La décolonisation et les colonisés intérieurs


Les Panthers lisaient beaucoup un psychiatre algérien qui s’appelait Frantz Fanon, membre du FLN. En substance, il dit que le colon en créant le colonisé, crée par là sa propre destruction. Il parle également du « corps colonisé ». Il fait tout un tas de descriptions médicales sur les névroses et psychoses que développe la colonisation dans les corps.
Or les pays capitalistes, perdant leurs colonies, se voient dans la nécessité de coloniser la vie quotidienne de leur propre population. Il y a donc les colonisés intérieurs et extérieurs.

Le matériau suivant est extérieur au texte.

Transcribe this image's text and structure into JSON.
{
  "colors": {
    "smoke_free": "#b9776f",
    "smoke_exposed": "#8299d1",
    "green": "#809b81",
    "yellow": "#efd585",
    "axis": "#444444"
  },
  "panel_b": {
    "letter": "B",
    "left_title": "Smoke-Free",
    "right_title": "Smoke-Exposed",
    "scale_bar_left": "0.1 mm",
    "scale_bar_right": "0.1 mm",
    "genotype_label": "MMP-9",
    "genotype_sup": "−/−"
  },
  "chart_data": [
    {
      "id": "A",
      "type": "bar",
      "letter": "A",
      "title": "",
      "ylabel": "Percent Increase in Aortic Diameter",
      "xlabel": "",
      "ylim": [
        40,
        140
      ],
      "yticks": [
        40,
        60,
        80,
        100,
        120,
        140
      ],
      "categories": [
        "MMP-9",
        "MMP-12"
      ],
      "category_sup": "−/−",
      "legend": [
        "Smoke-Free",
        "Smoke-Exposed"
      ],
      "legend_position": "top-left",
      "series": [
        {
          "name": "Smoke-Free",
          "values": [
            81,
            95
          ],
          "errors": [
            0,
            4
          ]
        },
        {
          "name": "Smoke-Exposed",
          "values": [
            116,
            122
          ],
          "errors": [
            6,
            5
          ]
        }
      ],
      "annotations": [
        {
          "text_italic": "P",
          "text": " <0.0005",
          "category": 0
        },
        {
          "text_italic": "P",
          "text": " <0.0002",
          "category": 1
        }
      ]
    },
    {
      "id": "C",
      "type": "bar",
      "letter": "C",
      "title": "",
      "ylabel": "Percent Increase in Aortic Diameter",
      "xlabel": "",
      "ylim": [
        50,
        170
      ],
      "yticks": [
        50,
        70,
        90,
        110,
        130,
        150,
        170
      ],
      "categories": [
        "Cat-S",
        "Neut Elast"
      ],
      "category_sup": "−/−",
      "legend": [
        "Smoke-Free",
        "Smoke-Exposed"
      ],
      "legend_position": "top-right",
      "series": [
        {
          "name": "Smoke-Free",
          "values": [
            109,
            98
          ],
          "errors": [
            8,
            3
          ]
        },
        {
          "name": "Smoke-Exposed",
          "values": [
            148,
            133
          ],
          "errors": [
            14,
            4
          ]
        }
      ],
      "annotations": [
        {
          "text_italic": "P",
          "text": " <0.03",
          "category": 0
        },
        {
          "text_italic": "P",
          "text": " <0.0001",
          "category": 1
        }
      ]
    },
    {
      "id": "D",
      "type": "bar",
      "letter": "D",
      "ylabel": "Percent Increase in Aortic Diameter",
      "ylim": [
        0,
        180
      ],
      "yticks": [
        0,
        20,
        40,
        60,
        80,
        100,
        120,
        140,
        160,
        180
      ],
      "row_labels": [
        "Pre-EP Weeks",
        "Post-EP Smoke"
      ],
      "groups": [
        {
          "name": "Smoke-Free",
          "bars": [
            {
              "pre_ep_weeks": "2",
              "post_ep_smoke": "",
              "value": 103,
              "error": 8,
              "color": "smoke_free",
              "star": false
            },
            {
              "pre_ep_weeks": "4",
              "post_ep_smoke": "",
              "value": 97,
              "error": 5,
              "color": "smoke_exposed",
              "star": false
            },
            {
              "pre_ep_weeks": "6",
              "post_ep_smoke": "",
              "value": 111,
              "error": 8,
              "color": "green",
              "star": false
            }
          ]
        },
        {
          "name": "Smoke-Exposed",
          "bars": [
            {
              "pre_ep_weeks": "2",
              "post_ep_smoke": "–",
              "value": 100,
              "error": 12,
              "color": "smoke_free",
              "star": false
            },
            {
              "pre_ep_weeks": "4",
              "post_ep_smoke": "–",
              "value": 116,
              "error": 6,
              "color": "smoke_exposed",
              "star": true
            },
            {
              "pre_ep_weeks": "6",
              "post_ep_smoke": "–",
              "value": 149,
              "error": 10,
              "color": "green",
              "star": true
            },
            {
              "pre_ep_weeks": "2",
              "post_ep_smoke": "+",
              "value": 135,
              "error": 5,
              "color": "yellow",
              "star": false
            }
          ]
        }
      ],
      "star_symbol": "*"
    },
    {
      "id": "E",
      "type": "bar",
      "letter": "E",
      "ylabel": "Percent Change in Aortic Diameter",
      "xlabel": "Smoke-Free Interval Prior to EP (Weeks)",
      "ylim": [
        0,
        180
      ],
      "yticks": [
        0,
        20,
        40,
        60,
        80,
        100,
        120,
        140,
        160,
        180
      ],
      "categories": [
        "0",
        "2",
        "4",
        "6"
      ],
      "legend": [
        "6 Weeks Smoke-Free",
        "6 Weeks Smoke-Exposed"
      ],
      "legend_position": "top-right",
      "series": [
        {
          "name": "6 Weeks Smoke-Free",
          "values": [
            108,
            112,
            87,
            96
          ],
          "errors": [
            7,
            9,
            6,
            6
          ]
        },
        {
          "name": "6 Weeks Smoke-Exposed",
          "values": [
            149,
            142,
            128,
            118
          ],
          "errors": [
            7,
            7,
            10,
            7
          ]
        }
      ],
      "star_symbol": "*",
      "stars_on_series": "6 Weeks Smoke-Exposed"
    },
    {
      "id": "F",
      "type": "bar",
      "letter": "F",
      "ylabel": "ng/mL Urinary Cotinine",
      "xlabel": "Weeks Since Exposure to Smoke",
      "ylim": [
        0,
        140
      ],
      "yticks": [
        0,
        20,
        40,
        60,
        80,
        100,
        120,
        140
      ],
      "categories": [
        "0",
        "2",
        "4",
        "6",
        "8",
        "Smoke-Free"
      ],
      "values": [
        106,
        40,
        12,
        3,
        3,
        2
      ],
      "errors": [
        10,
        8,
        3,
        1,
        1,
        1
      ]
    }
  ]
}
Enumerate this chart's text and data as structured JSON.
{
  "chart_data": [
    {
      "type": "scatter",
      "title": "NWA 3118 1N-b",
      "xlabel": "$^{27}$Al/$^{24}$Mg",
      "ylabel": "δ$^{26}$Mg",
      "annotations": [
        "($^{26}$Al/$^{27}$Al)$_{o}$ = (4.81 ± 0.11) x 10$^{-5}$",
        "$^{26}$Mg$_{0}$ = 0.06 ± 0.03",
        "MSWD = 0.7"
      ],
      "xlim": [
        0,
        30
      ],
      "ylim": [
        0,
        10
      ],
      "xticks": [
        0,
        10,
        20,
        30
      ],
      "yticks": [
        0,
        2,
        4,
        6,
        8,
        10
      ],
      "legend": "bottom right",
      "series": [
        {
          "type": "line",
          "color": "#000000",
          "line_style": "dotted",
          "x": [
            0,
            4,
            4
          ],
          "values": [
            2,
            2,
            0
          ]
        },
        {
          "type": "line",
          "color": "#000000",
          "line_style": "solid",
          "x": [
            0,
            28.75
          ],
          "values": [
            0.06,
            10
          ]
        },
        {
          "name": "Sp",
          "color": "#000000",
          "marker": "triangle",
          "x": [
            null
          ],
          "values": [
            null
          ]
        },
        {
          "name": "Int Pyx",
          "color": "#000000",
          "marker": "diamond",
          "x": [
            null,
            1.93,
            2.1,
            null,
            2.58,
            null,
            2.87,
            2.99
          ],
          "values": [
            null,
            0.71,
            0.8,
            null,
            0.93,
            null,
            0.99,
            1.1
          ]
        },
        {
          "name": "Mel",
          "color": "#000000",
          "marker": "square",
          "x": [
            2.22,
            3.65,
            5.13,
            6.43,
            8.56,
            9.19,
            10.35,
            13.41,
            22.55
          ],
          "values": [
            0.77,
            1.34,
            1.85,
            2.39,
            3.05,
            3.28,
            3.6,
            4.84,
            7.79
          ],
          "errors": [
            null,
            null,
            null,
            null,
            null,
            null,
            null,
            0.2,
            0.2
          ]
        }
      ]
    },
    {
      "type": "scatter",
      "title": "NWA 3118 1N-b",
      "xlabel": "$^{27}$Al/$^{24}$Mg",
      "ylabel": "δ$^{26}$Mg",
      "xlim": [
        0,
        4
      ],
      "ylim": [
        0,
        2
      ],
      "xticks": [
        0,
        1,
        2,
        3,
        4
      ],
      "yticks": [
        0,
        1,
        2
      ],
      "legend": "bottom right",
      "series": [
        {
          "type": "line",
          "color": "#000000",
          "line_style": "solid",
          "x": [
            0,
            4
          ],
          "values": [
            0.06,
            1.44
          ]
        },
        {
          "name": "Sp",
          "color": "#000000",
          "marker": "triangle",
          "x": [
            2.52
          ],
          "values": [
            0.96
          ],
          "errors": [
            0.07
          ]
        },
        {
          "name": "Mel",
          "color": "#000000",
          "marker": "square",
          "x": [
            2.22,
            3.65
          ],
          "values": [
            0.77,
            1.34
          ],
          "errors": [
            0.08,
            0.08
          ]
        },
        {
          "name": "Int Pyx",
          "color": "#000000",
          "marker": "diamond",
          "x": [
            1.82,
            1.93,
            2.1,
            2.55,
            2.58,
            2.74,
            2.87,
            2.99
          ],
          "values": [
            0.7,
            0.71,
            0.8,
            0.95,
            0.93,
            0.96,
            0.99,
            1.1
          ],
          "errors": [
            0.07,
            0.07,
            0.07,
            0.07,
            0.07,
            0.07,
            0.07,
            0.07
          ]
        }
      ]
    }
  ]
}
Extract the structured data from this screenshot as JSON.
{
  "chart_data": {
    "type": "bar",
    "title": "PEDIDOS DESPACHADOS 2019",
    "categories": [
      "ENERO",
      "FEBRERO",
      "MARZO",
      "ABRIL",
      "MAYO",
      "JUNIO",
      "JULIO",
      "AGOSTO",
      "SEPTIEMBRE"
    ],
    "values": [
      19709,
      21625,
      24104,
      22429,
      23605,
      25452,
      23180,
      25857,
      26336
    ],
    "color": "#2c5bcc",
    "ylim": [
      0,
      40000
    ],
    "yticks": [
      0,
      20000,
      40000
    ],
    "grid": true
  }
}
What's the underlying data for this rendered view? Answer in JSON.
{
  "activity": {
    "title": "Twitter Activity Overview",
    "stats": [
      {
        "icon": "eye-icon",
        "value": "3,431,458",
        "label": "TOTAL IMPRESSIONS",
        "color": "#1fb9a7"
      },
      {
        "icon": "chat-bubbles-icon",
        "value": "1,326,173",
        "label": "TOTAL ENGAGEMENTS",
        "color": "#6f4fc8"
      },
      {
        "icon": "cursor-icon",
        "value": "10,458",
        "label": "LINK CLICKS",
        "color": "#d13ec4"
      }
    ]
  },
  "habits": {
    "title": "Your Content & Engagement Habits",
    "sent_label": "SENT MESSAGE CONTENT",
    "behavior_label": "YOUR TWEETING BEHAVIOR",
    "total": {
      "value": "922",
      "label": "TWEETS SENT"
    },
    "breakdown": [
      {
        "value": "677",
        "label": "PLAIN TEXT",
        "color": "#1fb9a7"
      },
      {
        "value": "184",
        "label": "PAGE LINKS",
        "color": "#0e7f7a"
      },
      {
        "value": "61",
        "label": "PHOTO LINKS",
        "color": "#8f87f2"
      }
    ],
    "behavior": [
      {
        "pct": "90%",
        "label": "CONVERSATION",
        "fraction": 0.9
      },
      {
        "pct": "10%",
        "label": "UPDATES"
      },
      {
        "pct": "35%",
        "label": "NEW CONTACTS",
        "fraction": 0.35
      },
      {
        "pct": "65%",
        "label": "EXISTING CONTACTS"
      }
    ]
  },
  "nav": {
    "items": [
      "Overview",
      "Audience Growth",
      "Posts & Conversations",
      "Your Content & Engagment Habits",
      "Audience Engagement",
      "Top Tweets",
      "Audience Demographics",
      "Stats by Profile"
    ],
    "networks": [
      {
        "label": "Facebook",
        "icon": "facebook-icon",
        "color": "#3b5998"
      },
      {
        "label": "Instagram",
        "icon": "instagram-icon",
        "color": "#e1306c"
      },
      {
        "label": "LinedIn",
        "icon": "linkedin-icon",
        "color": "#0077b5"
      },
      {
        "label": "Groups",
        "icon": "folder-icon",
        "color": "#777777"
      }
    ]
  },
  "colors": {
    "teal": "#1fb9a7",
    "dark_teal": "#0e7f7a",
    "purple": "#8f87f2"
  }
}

Tout ça est un peu dense. J’en suis là à ce jour. Je le livre comme cela, et le livrerai aux acteurs au fur et à mesure, comme tel. C’est nécessaire, car c’est la densité de cette matière, qui nous permettra de développer notre écriture et de réellement la construire. Car, fabriquer une commedia dell’ arte avec ces figures, et se promener dans ces « lieux communs » ( au sens réel du lieu), doit être drôle, concret, orgiaque et dans toute sa cruauté. Sans cette matière totale, nous ne trouverons pas de réel geste mais seulement un vague constat, où la seule question pour nous sera: « est ce que ça marche ou ça ne marche pas? ».
Dans les « maîtres-fou » de gens Jean Rouch, on voit des colonisés jouer les colons comme un exorcisme.
A l’inverse, nous pourrions très bien jouer les colonisés, car ils ne nous apprendrons que ce que nous avons fait de nous-mêmes.